[PATCH 2/3] nvme: Pass pointers, not dma addresses, to nvme_get/set_features()

Andy Lutomirski luto at amacapital.net
Tue Aug 30 09:00:33 PDT 2016


On Mon, Aug 29, 2016 at 11:36 PM, Christoph Hellwig <hch at lst.de> wrote:
> On Mon, Aug 29, 2016 at 04:20:43PM -0700, Andy Lutomirski wrote:
>> The "Set Features" command (section 5.15) Figure 103 says:
>>
>> If using PRPs, this field shall not be a pointer to a PRP List as the
>> data buffer may not cross more than one page boundary.

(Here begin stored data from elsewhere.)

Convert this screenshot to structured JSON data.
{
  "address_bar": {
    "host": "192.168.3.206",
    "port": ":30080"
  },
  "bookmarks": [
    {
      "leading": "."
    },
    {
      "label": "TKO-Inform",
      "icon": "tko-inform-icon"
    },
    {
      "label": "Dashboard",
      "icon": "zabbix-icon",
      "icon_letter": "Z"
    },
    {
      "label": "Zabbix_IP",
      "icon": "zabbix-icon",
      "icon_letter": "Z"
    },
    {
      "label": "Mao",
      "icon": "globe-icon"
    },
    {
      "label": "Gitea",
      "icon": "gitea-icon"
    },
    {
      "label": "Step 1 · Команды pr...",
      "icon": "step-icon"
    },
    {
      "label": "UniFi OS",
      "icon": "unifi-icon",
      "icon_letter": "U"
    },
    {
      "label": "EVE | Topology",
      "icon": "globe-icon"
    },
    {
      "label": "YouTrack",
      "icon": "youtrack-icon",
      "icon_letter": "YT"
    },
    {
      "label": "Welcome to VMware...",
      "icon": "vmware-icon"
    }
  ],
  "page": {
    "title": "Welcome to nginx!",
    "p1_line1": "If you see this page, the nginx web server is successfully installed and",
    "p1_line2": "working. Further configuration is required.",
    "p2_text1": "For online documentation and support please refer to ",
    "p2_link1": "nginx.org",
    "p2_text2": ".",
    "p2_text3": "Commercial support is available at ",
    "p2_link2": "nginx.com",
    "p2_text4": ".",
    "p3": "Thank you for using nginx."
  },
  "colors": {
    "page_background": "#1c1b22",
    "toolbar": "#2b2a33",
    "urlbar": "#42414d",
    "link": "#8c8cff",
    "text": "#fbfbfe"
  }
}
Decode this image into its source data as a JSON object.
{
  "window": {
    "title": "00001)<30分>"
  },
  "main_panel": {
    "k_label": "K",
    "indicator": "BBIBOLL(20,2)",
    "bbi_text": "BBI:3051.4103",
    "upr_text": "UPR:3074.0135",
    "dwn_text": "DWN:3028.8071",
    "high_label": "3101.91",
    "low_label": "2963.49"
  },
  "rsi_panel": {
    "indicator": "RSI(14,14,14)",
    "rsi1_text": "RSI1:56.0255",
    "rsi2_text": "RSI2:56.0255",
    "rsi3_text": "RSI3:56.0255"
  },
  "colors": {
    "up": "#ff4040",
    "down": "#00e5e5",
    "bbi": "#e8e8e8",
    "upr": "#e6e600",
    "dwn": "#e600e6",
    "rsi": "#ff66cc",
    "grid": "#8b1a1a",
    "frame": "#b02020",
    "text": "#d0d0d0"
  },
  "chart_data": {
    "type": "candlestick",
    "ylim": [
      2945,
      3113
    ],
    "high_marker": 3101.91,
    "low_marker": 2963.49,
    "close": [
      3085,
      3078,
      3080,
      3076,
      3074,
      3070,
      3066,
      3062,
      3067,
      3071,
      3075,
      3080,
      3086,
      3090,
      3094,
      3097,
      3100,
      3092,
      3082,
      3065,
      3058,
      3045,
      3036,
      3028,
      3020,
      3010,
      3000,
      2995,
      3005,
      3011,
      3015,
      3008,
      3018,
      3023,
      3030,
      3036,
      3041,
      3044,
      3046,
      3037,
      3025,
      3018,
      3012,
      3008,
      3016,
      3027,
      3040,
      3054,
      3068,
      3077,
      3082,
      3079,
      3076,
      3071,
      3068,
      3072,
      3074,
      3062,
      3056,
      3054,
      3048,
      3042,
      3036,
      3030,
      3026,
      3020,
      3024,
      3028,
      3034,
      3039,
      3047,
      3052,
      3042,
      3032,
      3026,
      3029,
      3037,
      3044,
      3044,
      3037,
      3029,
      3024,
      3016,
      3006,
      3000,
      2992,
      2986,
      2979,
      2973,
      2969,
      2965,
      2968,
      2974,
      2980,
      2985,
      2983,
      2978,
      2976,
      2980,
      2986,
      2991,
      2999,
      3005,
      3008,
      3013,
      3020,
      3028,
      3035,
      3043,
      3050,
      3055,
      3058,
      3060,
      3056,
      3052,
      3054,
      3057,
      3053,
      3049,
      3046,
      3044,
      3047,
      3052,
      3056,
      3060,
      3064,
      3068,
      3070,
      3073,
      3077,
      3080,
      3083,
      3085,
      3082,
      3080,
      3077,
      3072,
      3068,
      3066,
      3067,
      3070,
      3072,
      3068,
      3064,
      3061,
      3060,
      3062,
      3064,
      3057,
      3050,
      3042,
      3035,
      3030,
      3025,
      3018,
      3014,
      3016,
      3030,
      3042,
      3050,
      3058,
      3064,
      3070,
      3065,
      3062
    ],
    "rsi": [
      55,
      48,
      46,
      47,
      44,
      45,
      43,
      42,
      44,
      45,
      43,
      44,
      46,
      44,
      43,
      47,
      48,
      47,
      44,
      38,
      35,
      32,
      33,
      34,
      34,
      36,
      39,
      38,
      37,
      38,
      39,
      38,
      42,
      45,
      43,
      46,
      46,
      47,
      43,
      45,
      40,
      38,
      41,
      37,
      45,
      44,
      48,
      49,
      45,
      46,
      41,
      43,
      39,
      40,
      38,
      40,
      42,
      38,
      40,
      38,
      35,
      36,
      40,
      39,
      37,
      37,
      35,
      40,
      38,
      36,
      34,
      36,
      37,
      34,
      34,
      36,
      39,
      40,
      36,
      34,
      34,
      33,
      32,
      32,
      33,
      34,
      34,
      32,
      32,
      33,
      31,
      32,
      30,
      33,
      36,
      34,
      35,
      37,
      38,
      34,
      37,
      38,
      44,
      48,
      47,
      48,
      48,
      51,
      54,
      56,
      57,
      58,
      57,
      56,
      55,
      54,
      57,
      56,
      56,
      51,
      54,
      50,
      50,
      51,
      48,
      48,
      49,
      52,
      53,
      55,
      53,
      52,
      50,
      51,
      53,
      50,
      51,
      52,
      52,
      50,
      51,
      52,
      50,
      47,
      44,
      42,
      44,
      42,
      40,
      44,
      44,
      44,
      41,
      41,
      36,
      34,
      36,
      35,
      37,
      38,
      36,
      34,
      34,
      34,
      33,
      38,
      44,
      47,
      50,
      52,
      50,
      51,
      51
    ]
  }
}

If no data
>> structure is used as part of the specified feature, then this field is
>> not used.
>>
>> Does the Linux driver use PRPs?
>
> The Linux PCIe driver always uses PRPs - and for admin command only
> Fabrics can use SGLs anyway.
>
>> Do we need to worry about kmalloc
>> returning a buffer that spans a 4k boundary but does not span a Linux
>> page boundary?
>
> Isn't kmalloc supposed to return naturally aligned buffers?

>From brief inspection of the code, it looks like kmalloc always
returns a pointer aligned to a biggest power of two that can hold the
allocation except when it uses 96-byte or 192-byte alignment.  96 and
192 don't divide 4k.

However, I think this is all moot because I misunderstood the spec.  It says:

Data Pointer (DPTR): This field specifies the start of the data
buffer. Refer to Figure 11 for the
definition of this field. If using PRPs, this field shall not be a
pointer to a PRP List as the data buffer
may not cross more than one page boundary. If no data structure is
used as part of the specified
feature, then this field is not used.

It doesn't say "may not cross a page boundary" -- it says it may not
cross *more than one* page boundary.  I think that all it's trying to
say is that there aren't any features that have buffers larger than a
page, so no matter how they're aligned there are at most two PRP
entries, and two PRP entries can be expressed without a PRP List.

So I'm just going to remove the warning.